Paddlers have a complicated relationship to risk.  This relationship is further distorted by laws based a limited understanding of the value of risk in recreation.  Most laws are founded a model of risk defined as the potential for harm or loss.  As implied in this definition, many of us think of risk as a negative consequence.  Certainly law makers and law enforcers spend a great deal of time and money trying to keep us safe from the potential negative risks of daily living.  Mandatory seat belts, bicycle helmets, and health inspections of restaurants are three obvious examples.  This view is useful when the risks are assumed involuntarily, for example, when designing manufacturing standards for cars or trains.  In recreation, however, risk is often assumed voluntarily, and as a result, we need a wider definition when we talk about recreational risk.

It is useful to include the potential for reward in our definition of risk. Indeed in conversation after conversation with kayakers, most cite the potential for rewards as the reason for their ongoing participation in the sport.  In other words, most of us paddle, not in spite of the potential for harm, but because of some tangible benefit.  A quick survey of some of our paddling friends highlights some common benefits including:

  • Physical challenges and fitness
  • Exploration of the natural world
  • Social interactions with other paddlers

It is worth taking a few minutes to think about what motivates you continue paddling.

The push and pull of rewards and losses is particularly evident in many of the narratives of exploration and adventure that line our bookselves.  Certainly, if folks like Magellan, Terry Fox, and others only considered the potential for loss, our lives, our cultures, would be that much poorer.  Defined in this wider way, risk exists along a continuum defined by loss and reward.  How do we reconcile these seemingly opposed visions?

At the level of the individual, I think the answer rests with a concept call the “Dangerous Edge”, a concept originally articulated by Michael Apter, and modified for this discussion. The Dangerous Edge exists at the boundary between excitement and anxiety, relaxation and boredom.  Recreation is voluntary; we choose to participate, often seeking the rewards of excitement and/or relaxation.  On trip, and indeed, throughout our lives, we are looking to optimize our level of arousal (in the clinical sense!).  If we are over stimulated, we can easily cross the Dangerous Edge from excitement (reward) to anxiety (loss).  Conversely, if we are under stimulated, we also cross the Dangerous Edge from relaxation (reward) to boredom (loss).  Viewed this way, we modify our exposure to risk according to our needs, seeking an optimally level of arousal that balances rewards and losses. At the societal level, this model of risk as a balancing of loss and reward is best articulated by Gerald Wilde in his two books Target Risk and Target Risk II.
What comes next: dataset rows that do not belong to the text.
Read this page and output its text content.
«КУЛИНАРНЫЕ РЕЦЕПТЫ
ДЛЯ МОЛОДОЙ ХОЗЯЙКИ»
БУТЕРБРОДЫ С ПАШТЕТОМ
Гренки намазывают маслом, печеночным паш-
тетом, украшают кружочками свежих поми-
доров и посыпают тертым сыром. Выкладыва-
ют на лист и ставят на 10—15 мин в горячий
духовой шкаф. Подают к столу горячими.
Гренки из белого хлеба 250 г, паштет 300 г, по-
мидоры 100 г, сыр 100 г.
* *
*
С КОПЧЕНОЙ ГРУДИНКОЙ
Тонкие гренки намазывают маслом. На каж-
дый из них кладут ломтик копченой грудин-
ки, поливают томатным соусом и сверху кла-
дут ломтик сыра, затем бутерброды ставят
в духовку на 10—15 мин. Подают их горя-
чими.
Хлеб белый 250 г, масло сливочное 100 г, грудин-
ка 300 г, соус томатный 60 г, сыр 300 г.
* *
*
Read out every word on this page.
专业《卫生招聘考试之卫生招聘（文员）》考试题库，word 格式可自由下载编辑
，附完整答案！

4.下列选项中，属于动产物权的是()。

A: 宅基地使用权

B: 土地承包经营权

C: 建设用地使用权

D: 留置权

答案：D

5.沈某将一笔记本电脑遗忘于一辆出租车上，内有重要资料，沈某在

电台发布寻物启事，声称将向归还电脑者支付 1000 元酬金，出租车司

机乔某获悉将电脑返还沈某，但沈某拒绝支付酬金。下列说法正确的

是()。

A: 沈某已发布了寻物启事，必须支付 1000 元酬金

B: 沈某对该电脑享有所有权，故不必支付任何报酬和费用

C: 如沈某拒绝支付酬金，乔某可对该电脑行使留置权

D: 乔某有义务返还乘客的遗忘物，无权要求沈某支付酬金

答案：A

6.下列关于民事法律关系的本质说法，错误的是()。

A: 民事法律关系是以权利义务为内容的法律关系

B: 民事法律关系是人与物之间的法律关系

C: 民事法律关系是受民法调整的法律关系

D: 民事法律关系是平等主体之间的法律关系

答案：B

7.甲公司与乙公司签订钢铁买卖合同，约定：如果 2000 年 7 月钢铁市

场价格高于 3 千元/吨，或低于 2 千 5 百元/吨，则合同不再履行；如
This model of risk implies that we actually need some risk in our lives, and recreation is one important source.  When setting goals and laying out expectations for wilderness travel, it is important to understand what end of the continuum you are moving toward (relaxation or excitement); and, where your Dangerous Edge lies.

Now all we need to do is convince law makers to expand their definition of risk and get them to design laws that also consider the potential for rewards.